Growing up as a Navy Brat when my Dad would be out to sea the cruises would be anywhere from 6 months-1 year and for a young child without a good understanding of time, it was hard to conceptualize that amount of time. When we were 3 months away from my Dad returning home my Mom always made a paper chain so that we had a visual of how long we had left. Every day we would get to remove a link from the chain and as we watched it dwindle down the excitement would grow. The count was always however many full days were left and “a wake up”, which meant the day he was returning because we just had to wake up that day, i.e. 12 days and a wake-up. Once you got to 9 days and a wake up we were “single-digit midgets” because the number of days was no longer two numbers.

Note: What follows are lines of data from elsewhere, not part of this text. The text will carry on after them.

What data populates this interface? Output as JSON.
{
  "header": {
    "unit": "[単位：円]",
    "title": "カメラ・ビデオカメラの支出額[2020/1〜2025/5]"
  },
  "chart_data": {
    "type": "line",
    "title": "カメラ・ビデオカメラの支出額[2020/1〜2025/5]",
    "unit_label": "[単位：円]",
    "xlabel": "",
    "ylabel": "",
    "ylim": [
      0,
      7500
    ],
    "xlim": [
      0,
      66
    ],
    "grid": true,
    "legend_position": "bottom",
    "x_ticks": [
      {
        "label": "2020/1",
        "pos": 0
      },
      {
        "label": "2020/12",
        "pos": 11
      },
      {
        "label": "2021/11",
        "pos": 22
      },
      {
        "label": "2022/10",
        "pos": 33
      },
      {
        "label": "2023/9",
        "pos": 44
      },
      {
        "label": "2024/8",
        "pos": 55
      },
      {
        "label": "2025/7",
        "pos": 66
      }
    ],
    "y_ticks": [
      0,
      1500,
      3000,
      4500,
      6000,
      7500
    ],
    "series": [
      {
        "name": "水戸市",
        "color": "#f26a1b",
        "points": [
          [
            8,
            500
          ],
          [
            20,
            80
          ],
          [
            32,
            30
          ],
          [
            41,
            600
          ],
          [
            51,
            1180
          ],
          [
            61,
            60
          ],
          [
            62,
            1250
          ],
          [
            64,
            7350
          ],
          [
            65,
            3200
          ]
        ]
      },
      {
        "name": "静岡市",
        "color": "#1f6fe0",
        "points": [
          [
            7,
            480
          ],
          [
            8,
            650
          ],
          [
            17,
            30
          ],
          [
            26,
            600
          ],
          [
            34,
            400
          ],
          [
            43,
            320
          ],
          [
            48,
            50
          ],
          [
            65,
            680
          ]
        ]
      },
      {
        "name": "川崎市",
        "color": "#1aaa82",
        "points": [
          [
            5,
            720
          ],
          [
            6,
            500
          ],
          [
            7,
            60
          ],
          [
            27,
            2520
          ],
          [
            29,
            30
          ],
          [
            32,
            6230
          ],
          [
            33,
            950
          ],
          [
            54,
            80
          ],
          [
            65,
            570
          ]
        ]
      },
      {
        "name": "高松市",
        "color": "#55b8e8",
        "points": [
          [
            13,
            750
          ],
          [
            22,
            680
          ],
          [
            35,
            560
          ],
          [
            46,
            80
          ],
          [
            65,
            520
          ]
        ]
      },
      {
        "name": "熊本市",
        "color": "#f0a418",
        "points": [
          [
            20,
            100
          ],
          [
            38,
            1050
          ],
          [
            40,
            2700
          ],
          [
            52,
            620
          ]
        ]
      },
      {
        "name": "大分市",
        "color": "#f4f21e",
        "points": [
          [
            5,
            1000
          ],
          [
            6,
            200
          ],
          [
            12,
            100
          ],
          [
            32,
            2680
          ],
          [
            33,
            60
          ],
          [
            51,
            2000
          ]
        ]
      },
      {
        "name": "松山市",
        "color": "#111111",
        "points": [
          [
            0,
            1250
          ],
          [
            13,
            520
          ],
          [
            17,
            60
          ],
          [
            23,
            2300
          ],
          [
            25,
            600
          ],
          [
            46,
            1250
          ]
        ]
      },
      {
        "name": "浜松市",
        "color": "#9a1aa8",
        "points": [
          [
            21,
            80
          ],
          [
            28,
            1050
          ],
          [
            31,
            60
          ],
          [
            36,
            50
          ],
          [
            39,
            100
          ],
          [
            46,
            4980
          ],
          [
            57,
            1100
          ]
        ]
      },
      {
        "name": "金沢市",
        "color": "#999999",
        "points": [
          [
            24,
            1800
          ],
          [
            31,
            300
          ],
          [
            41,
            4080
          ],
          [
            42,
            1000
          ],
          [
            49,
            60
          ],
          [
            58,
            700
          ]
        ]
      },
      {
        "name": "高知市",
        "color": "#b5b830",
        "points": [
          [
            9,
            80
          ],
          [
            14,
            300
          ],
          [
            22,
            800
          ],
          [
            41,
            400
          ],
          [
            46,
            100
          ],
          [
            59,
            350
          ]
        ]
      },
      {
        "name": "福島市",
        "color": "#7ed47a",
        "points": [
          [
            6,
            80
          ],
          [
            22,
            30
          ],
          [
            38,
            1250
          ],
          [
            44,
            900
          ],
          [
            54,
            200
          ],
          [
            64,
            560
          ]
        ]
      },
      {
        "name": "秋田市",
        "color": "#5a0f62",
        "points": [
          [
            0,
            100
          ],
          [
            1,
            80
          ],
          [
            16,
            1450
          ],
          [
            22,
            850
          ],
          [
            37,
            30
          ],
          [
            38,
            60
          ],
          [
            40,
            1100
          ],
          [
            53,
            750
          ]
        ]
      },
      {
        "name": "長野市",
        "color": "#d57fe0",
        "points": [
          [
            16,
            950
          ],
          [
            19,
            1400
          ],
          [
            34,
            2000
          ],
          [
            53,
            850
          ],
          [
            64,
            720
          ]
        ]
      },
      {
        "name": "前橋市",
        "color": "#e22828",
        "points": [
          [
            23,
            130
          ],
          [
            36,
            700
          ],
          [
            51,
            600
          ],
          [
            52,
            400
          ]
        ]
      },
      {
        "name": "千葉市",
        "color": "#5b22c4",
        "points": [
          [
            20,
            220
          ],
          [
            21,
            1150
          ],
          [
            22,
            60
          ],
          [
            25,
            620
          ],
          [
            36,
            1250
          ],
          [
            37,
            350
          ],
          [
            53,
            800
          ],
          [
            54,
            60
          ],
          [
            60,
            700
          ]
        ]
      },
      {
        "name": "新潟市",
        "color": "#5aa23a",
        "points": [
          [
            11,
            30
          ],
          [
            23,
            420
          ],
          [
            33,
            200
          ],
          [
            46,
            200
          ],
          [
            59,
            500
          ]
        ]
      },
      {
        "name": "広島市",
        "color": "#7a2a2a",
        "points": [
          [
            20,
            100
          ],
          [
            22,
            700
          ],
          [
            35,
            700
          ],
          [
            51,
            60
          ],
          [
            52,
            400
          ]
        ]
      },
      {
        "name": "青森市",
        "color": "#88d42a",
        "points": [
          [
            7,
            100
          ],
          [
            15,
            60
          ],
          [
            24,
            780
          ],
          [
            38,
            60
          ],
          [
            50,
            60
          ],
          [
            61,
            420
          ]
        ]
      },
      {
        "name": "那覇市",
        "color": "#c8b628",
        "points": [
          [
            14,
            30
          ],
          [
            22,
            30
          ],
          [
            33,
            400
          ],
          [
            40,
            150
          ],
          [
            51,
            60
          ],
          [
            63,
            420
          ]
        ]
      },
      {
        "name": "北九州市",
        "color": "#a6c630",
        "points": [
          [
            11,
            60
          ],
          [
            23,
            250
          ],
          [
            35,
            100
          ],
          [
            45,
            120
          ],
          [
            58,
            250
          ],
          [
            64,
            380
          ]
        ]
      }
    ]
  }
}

Now that I am a mom of a soon to be 4-year old I have started using the paper chain for him. We are not using it to count down anyone coming home, but we are using them to count down our trips to visit my parents in Alabama. At the 3 month mark from when we are making the drive down, I put together the chain and we start taking one off each morning. When he asks if we are going now, I can direct him to look at how big the chain is and remind him that we will be going once we throw away the final link in the chain. I have also discovered that not only does it help him to have a visual of this abstract concept of time but it helps me also. It is exciting for me to watch as the chain gets smaller, and to know that removing a link each day means seeing my parents is getting closer and closer.
When I made the most recent chain I got the construction paper, scissors, the marker, tape, and my wine and started cutting. As I was putting the dates and the countdown numbers on the chains somehow my countdown ended before they should have and I had extra chains for my dates. So I just stopped worrying about the countdown and simply put the dates on each chain. The scissors I was using were from when my 17 and 15-year-old niece and nephew were little and the plastic coating was slowly coming off in my hands but they were still sharp enough to cut the paper. About halfway through our 3-month countdown, the humidity made the tape come off of my links and the chain came apart. So I got the glue out this time and was organizing it to put it all back together and I discovered that I had a few duplicative dates in my chain, which explained why my countdown didn’t work the first time around. I removed the extra days and our countdown continued, and it was then that I realized that wine and chain making is clearly not things I should combine.
It is amazing to me that something as simple as making a chain out of construction paper can be so memorable and a tradition that is continued into a second generation. I hope that my son remembers this as fondly as I do from childhood and continues it if he ever has children of his own.